Ahilya was born in Georgetown, Guyana and immigrated to Canada when she was 9. She received her undergraduate degree in Biochemistry with a Specialization in Molecular Biology from McMaster University. For her PhD, Ahilya studied the mechanisms of RNAi in the Duchaine lab at McGill University (Dept of Biochemistry). For her postdoctoral studies, she went on to study nuclear organization in the Mango lab at Harvard University (Dept of Molecular & Cellular Biology), with a mid-way spatial detour to the Biozentrum of the University of Basel. Ahilya joined UofT Biochemistry as an Assistant Professor in May 2023. In 2024, Ahilya was awarded a Tier 2 Canada Research Chair in 4D Genomics.

 

4D Genomics in Development

How does one genome generate a large diversity of cell types, each with unique spatiotemporal gene expression patterns and physiological roles? How does the physical organization of the genome impact its many essential functions during the highly dynamic process of embryonic development?

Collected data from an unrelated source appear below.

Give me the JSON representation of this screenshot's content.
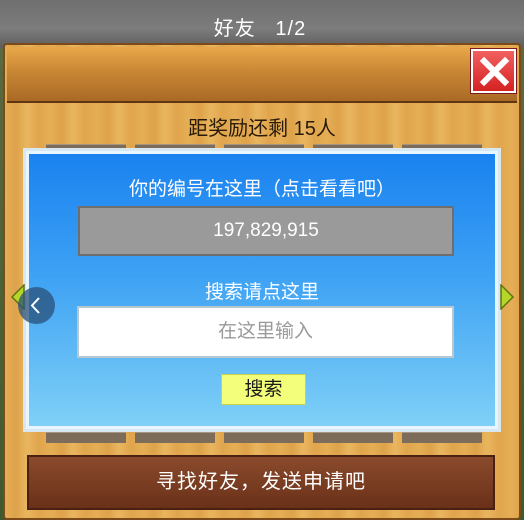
{
  "dialog": {
    "title": "好友",
    "page": "1/2",
    "reward_text": "距奖励还剩 15人"
  },
  "my_id": {
    "label": "你的编号在这里（点击看看吧）",
    "value": "197,829,915"
  },
  "search": {
    "label": "搜索请点这里",
    "placeholder": "在这里输入",
    "button_label": "搜索"
  },
  "send_button_label": "寻找好友，发送申请吧",
  "icons": {
    "close": "close-x-icon",
    "prev_page": "arrow-left-icon",
    "next_page": "arrow-right-icon",
    "back": "chevron-left-icon"
  },
  "colors": {
    "panel_wood": "#e5ae55",
    "header_wood": "#c98735",
    "board_blue": "#1a82f0",
    "close_red": "#d52222",
    "search_button": "#f3ff7a",
    "send_button": "#6a3119",
    "arrow_green": "#b6d62a"
  }
}
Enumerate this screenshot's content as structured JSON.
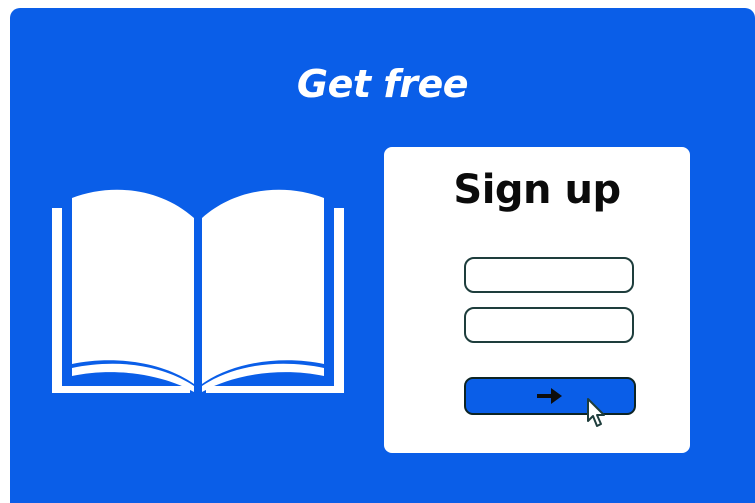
{
  "banner": {
    "headline": "Get free",
    "background_color": "#0a5ee8"
  },
  "illustration": {
    "icon": "open-book-icon"
  },
  "signup_card": {
    "title": "Sign up",
    "field_1": {
      "value": "",
      "placeholder": ""
    },
    "field_2": {
      "value": "",
      "placeholder": ""
    },
    "submit_button": {
      "icon": "arrow-right-icon"
    },
    "cursor": {
      "icon": "pointer-hand-icon"
    }
  }
}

In our lab, we study the functional role of genome organization in cell fate decisions – at the single-molecule level & across biological scales (molecules → organelles → cells → tissues → organism). Our work bridges cell & developmental biology, computational biology, biochemistry & systems biology. We push the boundaries of high-throughput image-based spatial omics & bioimage analysis, to answer fundamental questions that were previously untenable and gain mechanistic & quantitative insights into in vivo chromatin biology.